Building Winnipeg's New City Hall

Ending 60 Years of Bickering

By George Siamandas



Winnipeg had been slow to renew its ageing gingerbread city hall. As early as 1910 city fathers had planned to replace it but the First World War postponed it. After WW2 there were plans to replace it once again, but it would take another 16 years of studies and planning before they would actually build it. For decades Winnipeg had envied Saskatoon, Edmonton and Vancouver, cities that had finer civic buildings. By the time Juba was elected he was a big proponent of building a new one. And to dramatise the bad condition the old one was in, he took out an insurance policy on himself should the old city hall collapse on him while he was on the job.

But deciding to build it wasn't easy. Civic voters had twice turned down money by-laws refusing to pay for building another pet project: the Disraeli freeway.
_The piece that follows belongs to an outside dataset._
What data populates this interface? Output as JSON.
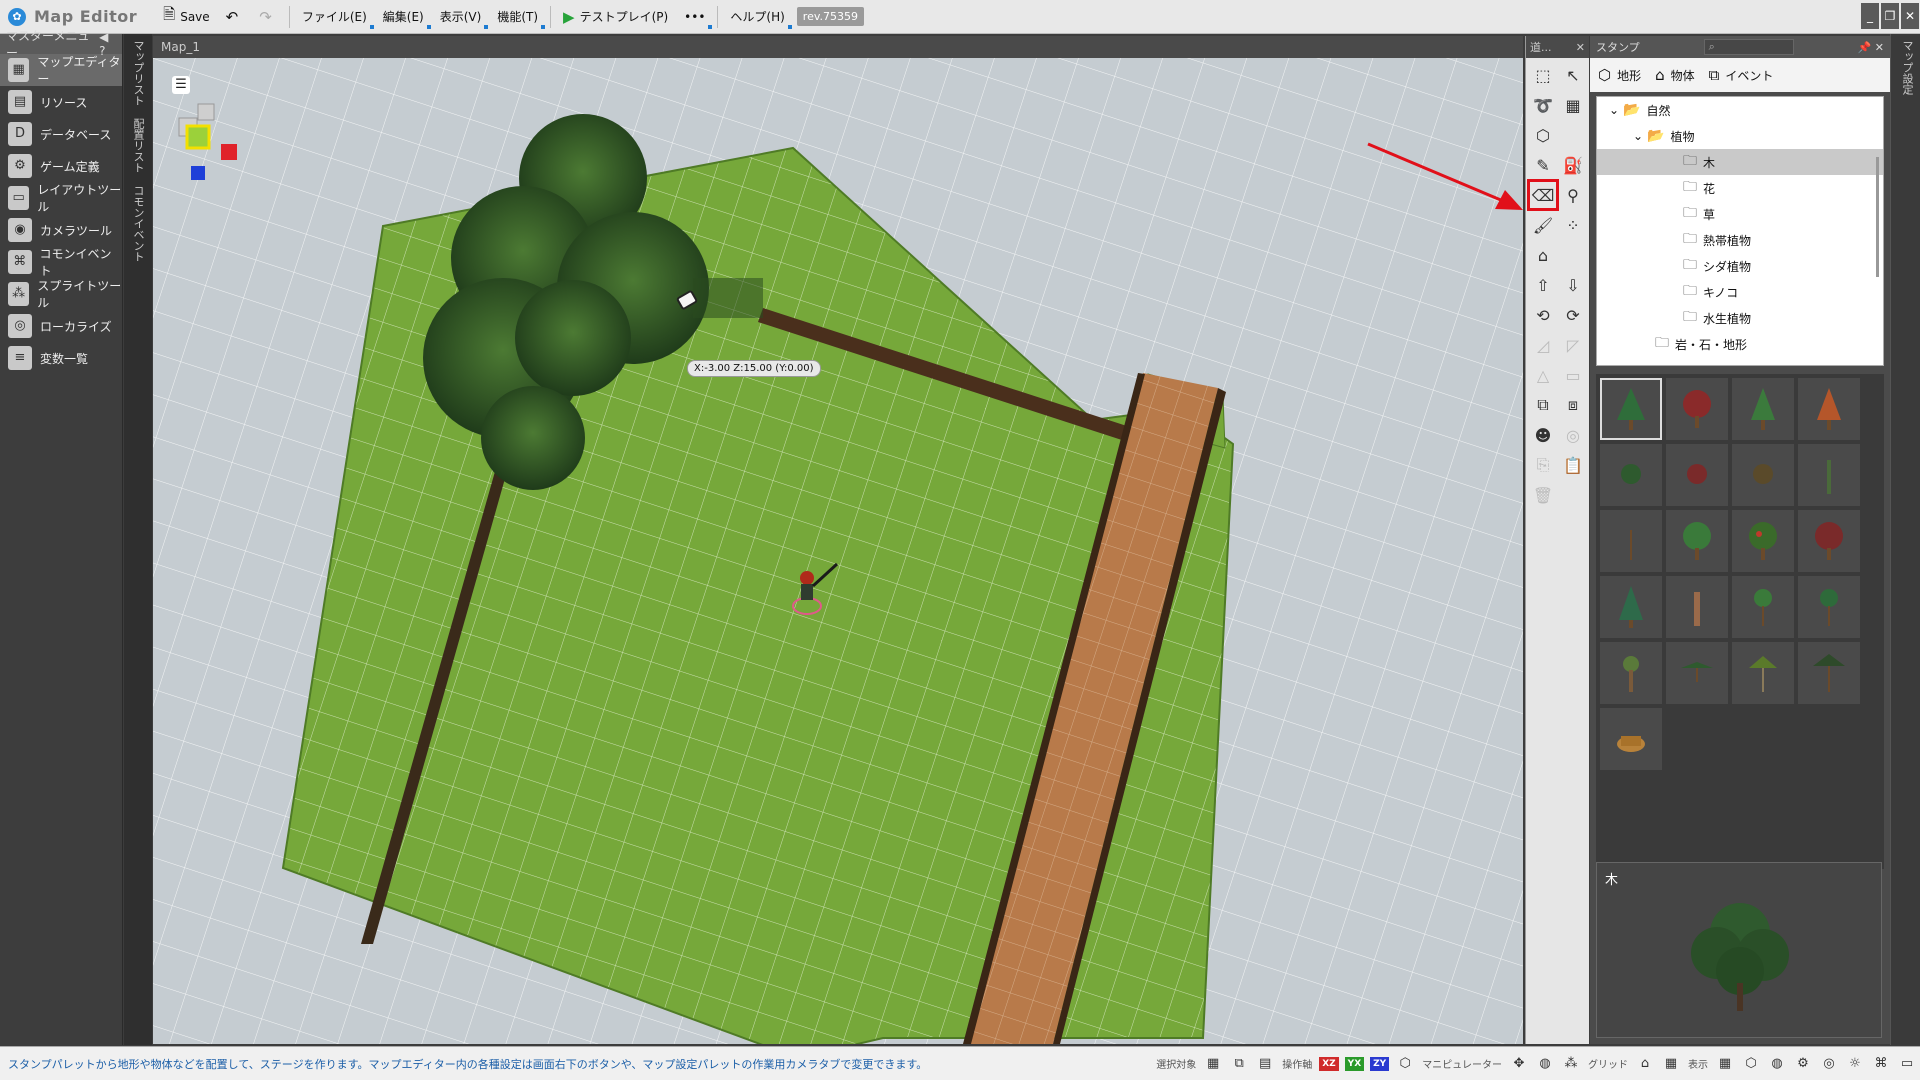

A writer in 1957 chided councillors that there was enough paper from research and studies to build the first floor and that they should just get on with building a new one. Finally in 1957 the city was successful in having taxpayers agree to spend $6m on a new city hall. Voters had opted by 79% for a site across from the legislature at the corner of Broadway and Memorial Blvd. A Canada-wide design competition was held in 1958 and 91 proposals were received, some them quite futuristic. Up to date even for the year 2000.

The winning proposal was more conventional and came from Winnipeg's Green Blankstein and Russell. The plan to build it on Broadway was abandoned, as Premier Roblin persuaded the city to reconsider the location and put it back in the heart of the warehouse district. As a tool of urban renewal, and together with the plans for a new Concert Hall it was seen as a necessary rejuvenating influence for the area.
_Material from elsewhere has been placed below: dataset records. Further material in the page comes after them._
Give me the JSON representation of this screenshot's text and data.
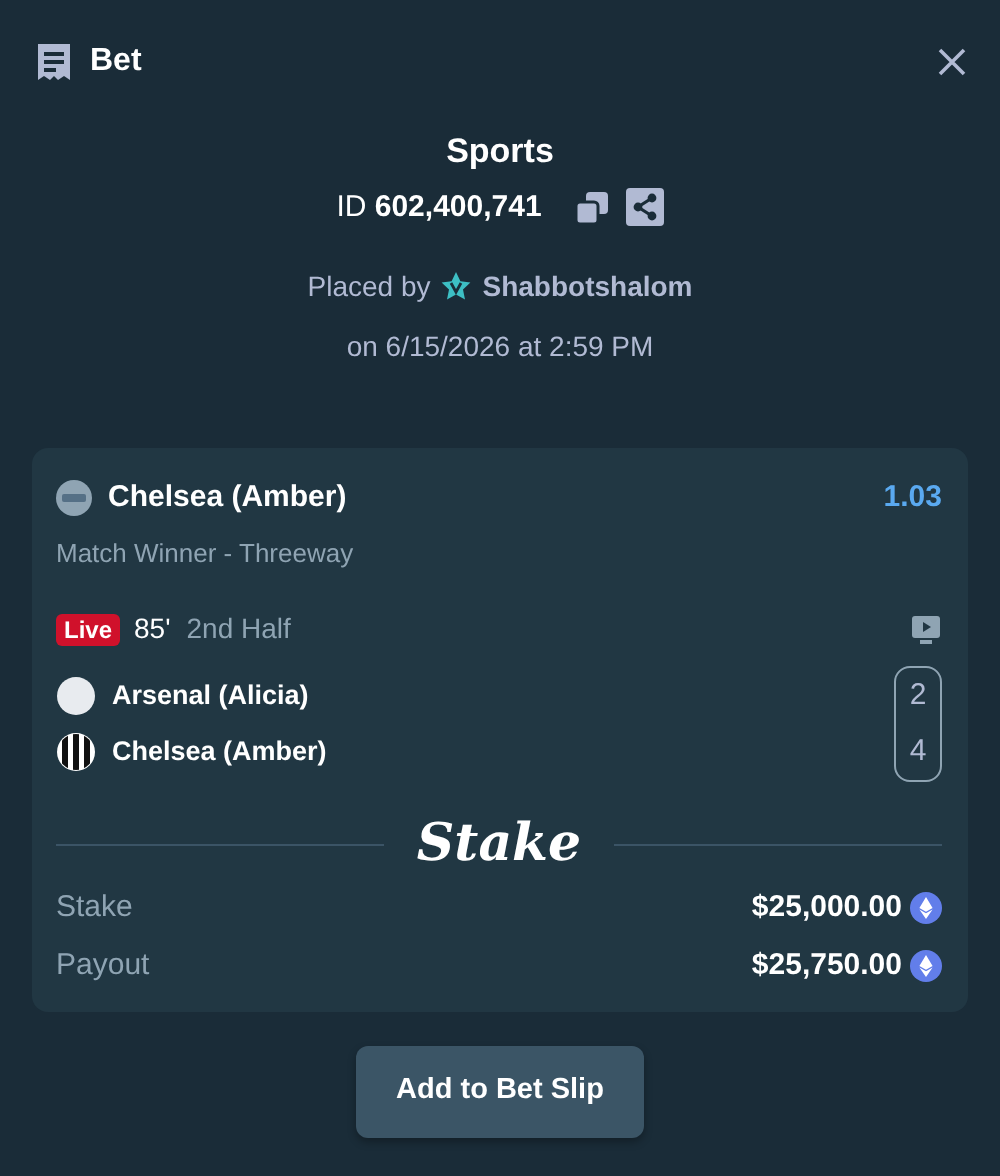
{
  "header": {
    "title": "Bet"
  },
  "bet": {
    "category": "Sports",
    "id_label": "ID",
    "id": "602,400,741",
    "placed_by": "Placed by",
    "user": "Shabbotshalom",
    "date": "on 6/15/2026 at 2:59 PM"
  },
  "selection": {
    "name": "Chelsea (Amber)",
    "odds": "1.03",
    "market": "Match Winner - Threeway",
    "live_badge": "Live",
    "minute": "85'",
    "period": "2nd Half",
    "teams": [
      {
        "name": "Arsenal (Alicia)",
        "kind": "plain",
        "score": "2"
      },
      {
        "name": "Chelsea (Amber)",
        "kind": "striped",
        "score": "4"
      }
    ]
  },
  "brand": "Stake",
  "amounts": [
    {
      "label": "Stake",
      "value": "$25,000.00"
    },
    {
      "label": "Payout",
      "value": "$25,750.00"
    }
  ],
  "button": "Add to Bet Slip"
}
By now the old 1886 Gingerbread city hall had few supporters. While some called for it to be saved and used as a civic museum, these thoughts were termed the thoughts of "dreamers and idealists." Alex Clifton-Taylor an architectural critic from England called it "unbelievably ugly" in a Sept 15, 1956 article, and much too small for a city of Winnipeg's size. Clifton-Taylor observed that the old city hall had been built in the Victorian period, a time in which "artistic taste was low." And that a "newly rich class (of Winnipeggers) with lots of money and no taste" had built it. Just to check on his credentials, though the Free Press reporter took him to see the legislature, which he liked.
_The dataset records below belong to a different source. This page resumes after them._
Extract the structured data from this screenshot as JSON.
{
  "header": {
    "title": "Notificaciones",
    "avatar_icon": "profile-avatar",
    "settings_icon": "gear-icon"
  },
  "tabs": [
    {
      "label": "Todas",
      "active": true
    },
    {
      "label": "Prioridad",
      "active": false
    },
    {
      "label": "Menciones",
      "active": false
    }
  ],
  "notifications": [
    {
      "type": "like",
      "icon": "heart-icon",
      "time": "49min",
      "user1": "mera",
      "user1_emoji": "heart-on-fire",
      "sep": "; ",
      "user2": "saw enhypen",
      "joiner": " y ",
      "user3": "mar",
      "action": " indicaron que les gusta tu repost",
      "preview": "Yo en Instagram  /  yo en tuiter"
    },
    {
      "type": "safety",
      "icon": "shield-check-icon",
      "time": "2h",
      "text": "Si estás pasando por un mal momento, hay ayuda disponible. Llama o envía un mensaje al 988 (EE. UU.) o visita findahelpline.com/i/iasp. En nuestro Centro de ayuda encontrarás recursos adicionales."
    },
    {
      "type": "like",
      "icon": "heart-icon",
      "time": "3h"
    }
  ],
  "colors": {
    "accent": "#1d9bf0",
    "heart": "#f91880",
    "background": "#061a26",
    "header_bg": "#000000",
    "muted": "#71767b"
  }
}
In approving the new city hall, thrifty Winnipeggers had provided for no frills. This was still a prairie town that counted its $6M public dollars carefully. GBR was challenged to create a contemporary Tyndall limestone building over a steel facade with its interior finished in black Quebec granite. And to provide a high level of interior design within.

But clearly there had been no money to pursue the cautionary note at the bottom of the city's report recommending the GBR design. It had urged that people want "the buildings that represent their social and civic life not to be just functionally fulfilling, they want their aspirations for monumentality, joy, pride and excitement to be fulfilled as well."

But costs gradually mounted adding another $3M to the cost. To bury this overrun they renamed it from City Hall to the Civic Centre to express the larger project that had been evolving as parkade was added. Alderman Crawford who was in charge of the project proclaimed the new city hall was so well built with 900 tons of steel, that its life expectancy was 200 years. Winnipeg's new city hall opened Monday Oct 5 1964.



Upon completion it was named the ugliest building in Canada, "a prison, a shoe box, Lenin's tomb." And immediately as the 600 workers took their places the staff complained about overcrowding and being "packed to the gills." It was already too small.